Instant Swamp (2009), Satoshi Miki’s quirky comedy about the disillusionment of the contemporary Japanese lifestyle certainly doesn’t disappoint. As part of The Barbican’s ‘Girlsworld: Women in Contemporary Japanese Cinema’ series, Instant Swamp artistically and hilariously highlights the struggles of modern women in Japan, with a lead evoking an edgy, Japanese ‘Bridget Jones’.
This charming and personable movie follows the incredibly likable Haname (Kumiko Aso), the archetypal modern Japanese heroine, as she desperately searches for meaning and purpose in her career and personal life. Like an Asian Amelie (2001), the film opens ferociously with a fast montage of Haname’s likes, dislikes and childhood memories. After the enthusiastic beginning the film settles into its easy pace and revelations of Haname’s past and who she is are teasingly revealed amidst a backdrop of crazy adventures, bouts of ‘living room’ ballet and laugh out loud humour.
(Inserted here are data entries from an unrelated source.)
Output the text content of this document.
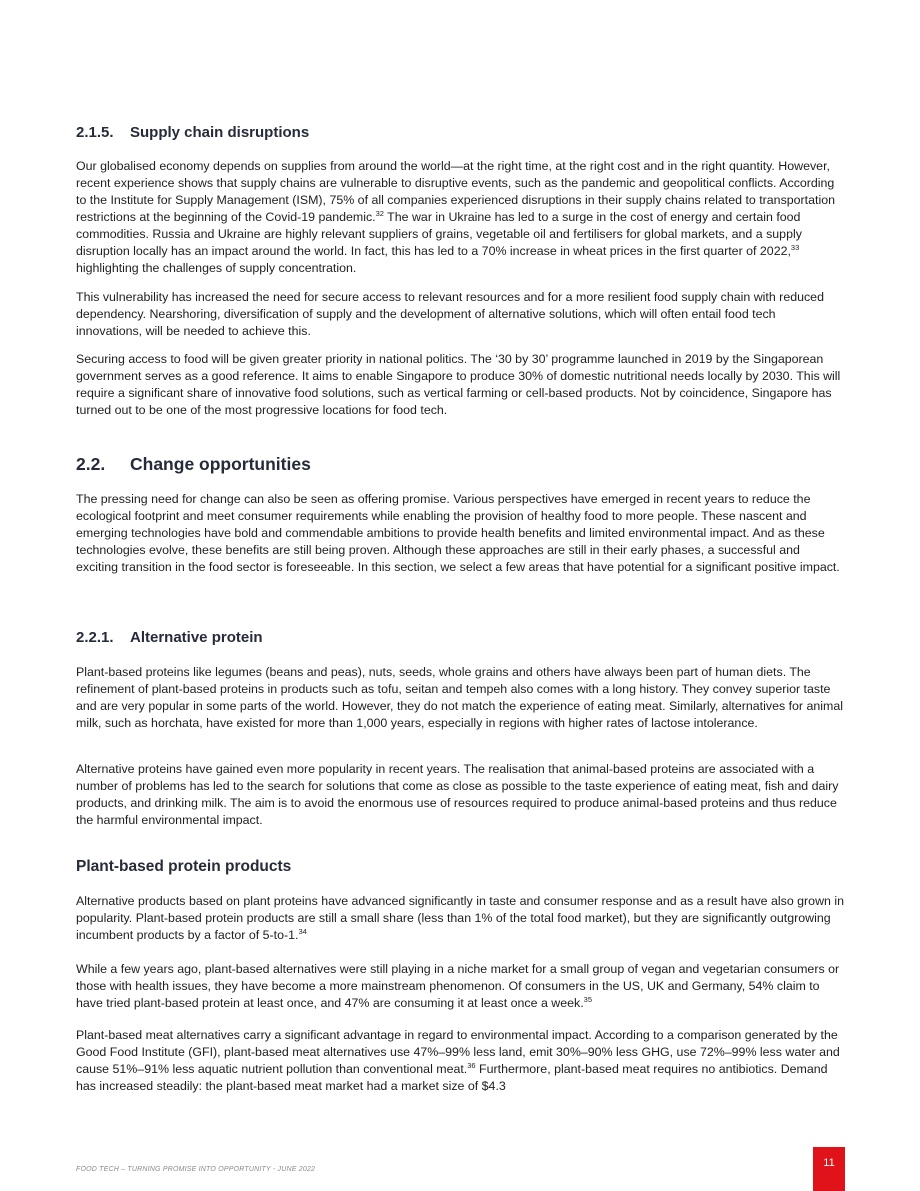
2.1.5. Supply chain disruptions

Our globalised economy depends on supplies from around the world—at the right time, at the right cost and in the right quantity. However, recent experience shows that supply chains are vulnerable to disruptive events, such as the pandemic and geopolitical conflicts. According to the Institute for Supply Management (ISM), 75% of all companies experienced disruptions in their supply chains related to transportation restrictions at the beginning of the Covid-19 pandemic.$^{32}$ The war in Ukraine has led to a surge in the cost of energy and certain food commodities. Russia and Ukraine are highly relevant suppliers of grains, vegetable oil and fertilisers for global markets, and a supply disruption locally has an impact around the world. In fact, this has led to a 70% increase in wheat prices in the first quarter of 2022,33 highlighting the challenges of supply concentration.

This vulnerability has increased the need for secure access to relevant resources and for a more resilient food supply chain with reduced dependency. Nearshoring, diversification of supply and the development of alternative solutions, which will often entail food tech innovations, will be needed to achieve this.

Securing access to food will be given greater priority in national politics. The ‘30 by 30’ programme launched in 2019 by the Singaporean government serves as a good reference. It aims to enable Singapore to produce 30% of domestic nutritional needs locally by 2030. This will require a significant share of innovative food solutions, such as vertical farming or cell-based products. Not by coincidence, Singapore has turned out to be one of the most progressive locations for food tech.

2.2. Change opportunities

The pressing need for change can also be seen as offering promise. Various perspectives have emerged in recent years to reduce the ecological footprint and meet consumer requirements while enabling the provision of healthy food to more people. These nascent and emerging technologies have bold and commendable ambitions to provide health benefits and limited environmental impact. And as these technologies evolve, these benefits are still being proven. Although these approaches are still in their early phases, a successful and exciting transition in the food sector is foreseeable. In this section, we select a few areas that have potential for a significant positive impact.

2.2.1. Alternative protein

Plant-based proteins like legumes (beans and peas), nuts, seeds, whole grains and others have always been part of human diets. The refinement of plant-based proteins in products such as tofu, seitan and tempeh also comes with a long history. They convey superior taste and are very popular in some parts of the world. However, they do not match the experience of eating meat. Similarly, alternatives for animal milk, such as horchata, have existed for more than 1,000 years, especially in regions with higher rates of lactose intolerance.

Alternative proteins have gained even more popularity in recent years. The realisation that animal-based proteins are associated with a number of problems has led to the search for solutions that come as close as possible to the taste experience of eating meat, fish and dairy products, and drinking milk. The aim is to avoid the enormous use of resources required to produce animal-based proteins and thus reduce the harmful environmental impact.

Plant-based protein products

Alternative products based on plant proteins have advanced significantly in taste and consumer response and as a result have also grown in popularity. Plant-based protein products are still a small share (less than 1% of the total food market), but they are significantly outgrowing incumbent products by a factor of 5-to-1.34

While a few years ago, plant-based alternatives were still playing in a niche market for a small group of vegan and vegetarian consumers or those with health issues, they have become a more mainstream phenomenon. Of consumers in the US, UK and Germany, 54% claim to have tried plant-based protein at least once, and 47% are consuming it at least once a week.$^{35}$

Plant-based meat alternatives carry a significant advantage in regard to environmental impact. According to a comparison generated by the Good Food Institute (GFI), plant-based meat alternatives use 47%–99% less land, emit 30%–90% less GHG, use 72%–99% less water and cause 51%–91% less aquatic nutrient pollution than conventional meat.$^{36}$ Furthermore, plant-based meat requires no antibiotics. Demand has increased steadily: the plant-based meat market had a market size of $4.3

FOOD TECH – TURNING PROMISE INTO OPPORTUNITY - JUNE 2022
11
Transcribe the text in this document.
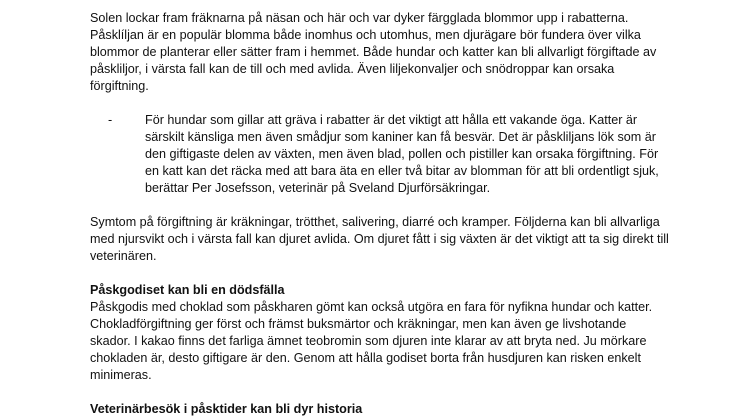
Solen lockar fram fräknarna på näsan och här och var dyker färgglada blommor upp i rabatterna. Påsklíljan är en populär blomma både inomhus och utomhus, men djurägare bör fundera över vilka blommor de planterar eller sätter fram i hemmet. Både hundar och katter kan bli allvarligt förgiftade av påskliljor, i värsta fall kan de till och med avlida. Även liljekonvaljer och snödroppar kan orsaka förgiftning.

-	För hundar som gillar att gräva i rabatter är det viktigt att hålla ett vakande öga. Katter är särskilt känsliga men även smådjur som kaniner kan få besvär. Det är påskliljans lök som är den giftigaste delen av växten, men även blad, pollen och pistiller kan orsaka förgiftning. För en katt kan det räcka med att bara äta en eller två bitar av blomman för att bli ordentligt sjuk, berättar Per Josefsson, veterinär på Sveland Djurförsäkringar.

Symtom på förgiftning är kräkningar, trötthet, salivering, diarré och kramper. Följderna kan bli allvarliga med njursvikt och i värsta fall kan djuret avlida. Om djuret fått i sig växten är det viktigt att ta sig direkt till veterinären.

Påskgodiset kan bli en dödsfälla

Påskgodis med choklad som påskharen gömt kan också utgöra en fara för nyfikna hundar och katter. Chokladförgiftning ger först och främst buksmärtor och kräkningar, men kan även ge livshotande skador. I kakao finns det farliga ämnet teobromin som djuren inte klarar av att bryta ned. Ju mörkare chokladen är, desto giftigare är den. Genom att hålla godiset borta från husdjuren kan risken enkelt minimeras.

Veterinärbesök i påsktider kan bli dyr historia
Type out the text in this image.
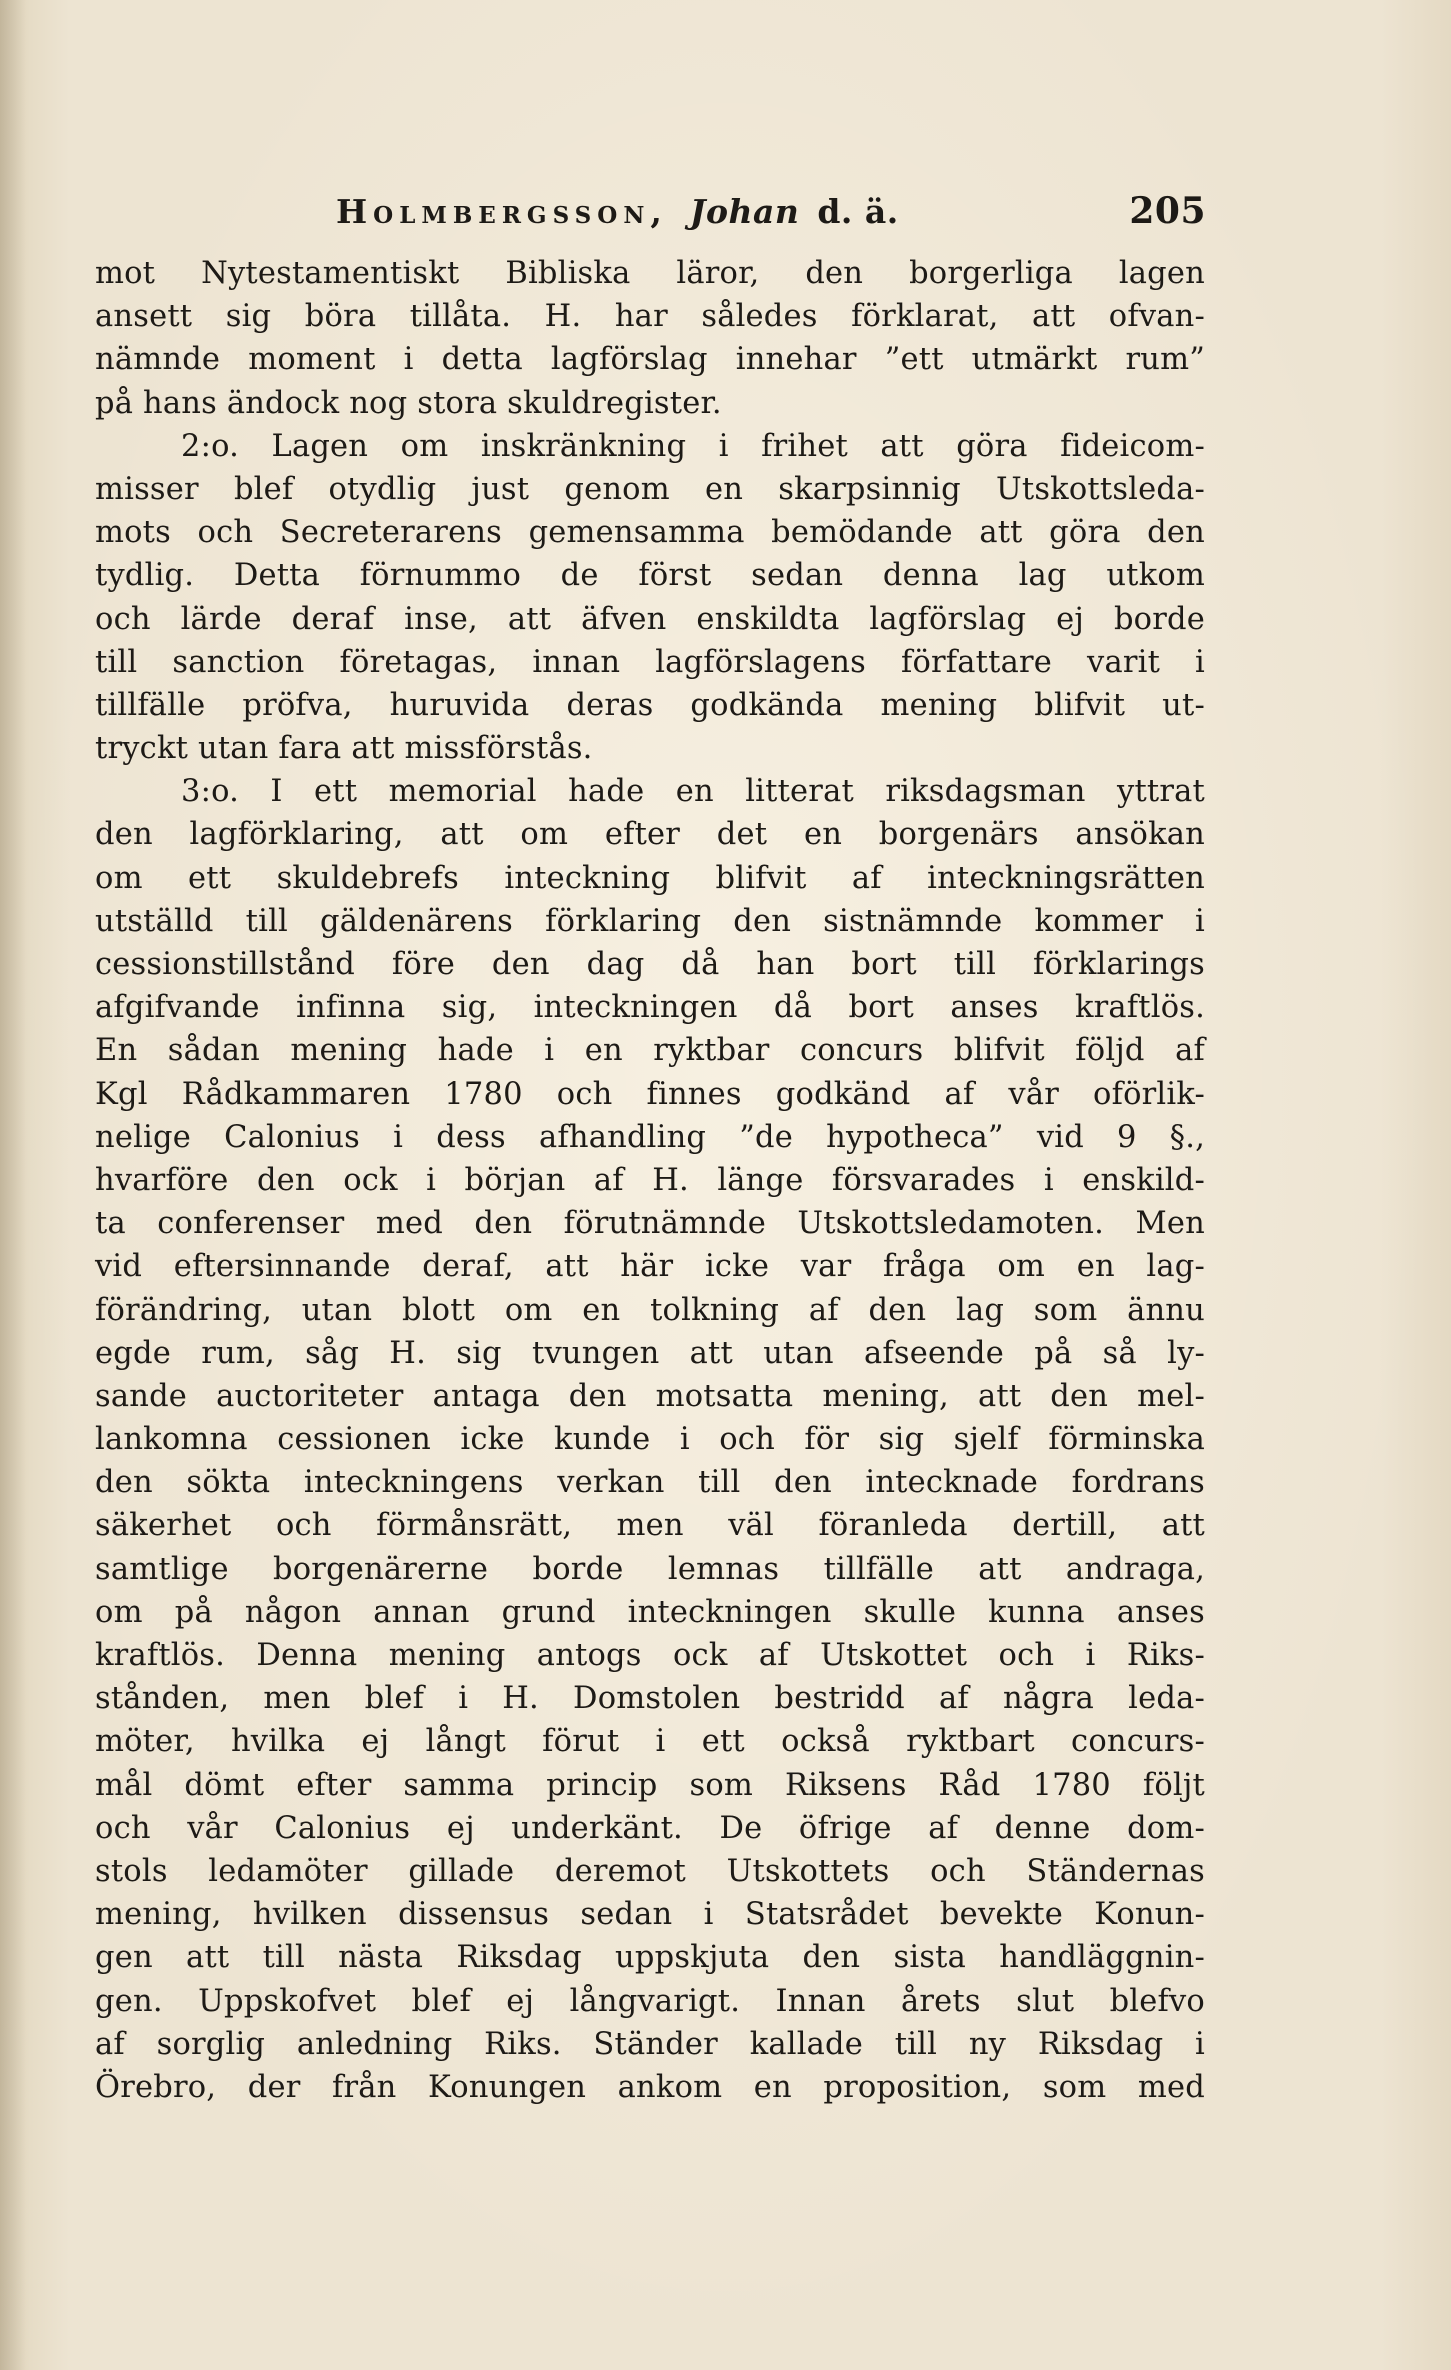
Holmbergsson, Johan d. ä.	205
mot Nytestamentiskt Bibliska läror, den borgerliga lagen
ansett sig böra tillåta. H. har således förklarat, att ofvan-
nämnde moment i detta lagförslag innehar ”ett utmärkt rum”
på hans ändock nog stora skuldregister.
2:o. Lagen om inskränkning i frihet att göra fideicom-
misser blef otydlig just genom en skarpsinnig Utskottsleda-
mots och Secreterarens gemensamma bemödande att göra den
tydlig. Detta förnummo de först sedan denna lag utkom
och lärde deraf inse, att äfven enskildta lagförslag ej borde
till sanction företagas, innan lagförslagens författare varit i
tillfälle pröfva, huruvida deras godkända mening blifvit ut-
tryckt utan fara att missförstås.
3:o. I ett memorial hade en litterat riksdagsman yttrat
den lagförklaring, att om efter det en borgenärs ansökan
om ett skuldebrefs inteckning blifvit af inteckningsrätten
utställd till gäldenärens förklaring den sistnämnde kommer i
cessionstillstånd före den dag då han bort till förklarings
afgifvande infinna sig, inteckningen då bort anses kraftlös.
En sådan mening hade i en ryktbar concurs blifvit följd af
Kgl Rådkammaren 1780 och finnes godkänd af vår oförlik-
nelige Calonius i dess afhandling ”de hypotheca” vid 9 §.,
hvarföre den ock i början af H. länge försvarades i enskild-
ta conferenser med den förutnämnde Utskottsledamoten. Men
vid eftersinnande deraf, att här icke var fråga om en lag-
förändring, utan blott om en tolkning af den lag som ännu
egde rum, såg H. sig tvungen att utan afseende på så ly-
sande auctoriteter antaga den motsatta mening, att den mel-
lankomna cessionen icke kunde i och för sig sjelf förminska
den sökta inteckningens verkan till den intecknade fordrans
säkerhet och förmånsrätt, men väl föranleda dertill, att
samtlige borgenärerne borde lemnas tillfälle att andraga,
om på någon annan grund inteckningen skulle kunna anses
kraftlös. Denna mening antogs ock af Utskottet och i Riks-
stånden, men blef i H. Domstolen bestridd af några leda-
möter, hvilka ej långt förut i ett också ryktbart concurs-
mål dömt efter samma princip som Riksens Råd 1780 följt
och vår Calonius ej underkänt. De öfrige af denne dom-
stols ledamöter gillade deremot Utskottets och Ständernas
mening, hvilken dissensus sedan i Statsrådet bevekte Konun-
gen att till nästa Riksdag uppskjuta den sista handläggnin-
gen. Uppskofvet blef ej långvarigt. Innan årets slut blefvo
af sorglig anledning Riks. Ständer kallade till ny Riksdag i
Örebro, der från Konungen ankom en proposition, som med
Working in the city as a journalist for a failing women’s magazine, Haname wakes up everyday full of optimism and retreats under the covers every night awash with disappointment with the mundane activities of day to day life.
As Haname thinks of ideas that will set her life on the course to happiness (some she achieves such as opening an antiques shop, and some she doesn’t like joining a cult) we watch her character develop through the quest of finding her biological father, who turns out to be an ageing hippie called Light Bulb (Morio Kazama), and meeting a kindred spirit; Gus (Ryo Kase) the punk rocker.
Instant Swamp is refreshingly random and colourful whilst retaining meaning and the ability to resonate with a global audience. As the charismatic Haname determines her friends by assessing their capability to see meaning and beauty in the formation of a rusty bent nail, the audience can easily identify with her quarter life crisis which she bears with passion, humour and zeal. The dominant contrast between Japanese tradition and modernity in Instant Swamp accentuates Haname’s identity as an individual character, not the Japanese female lead of old.
This life affirming character study celebrates the future of females in contemporary Japanese cinema and is well worth a look.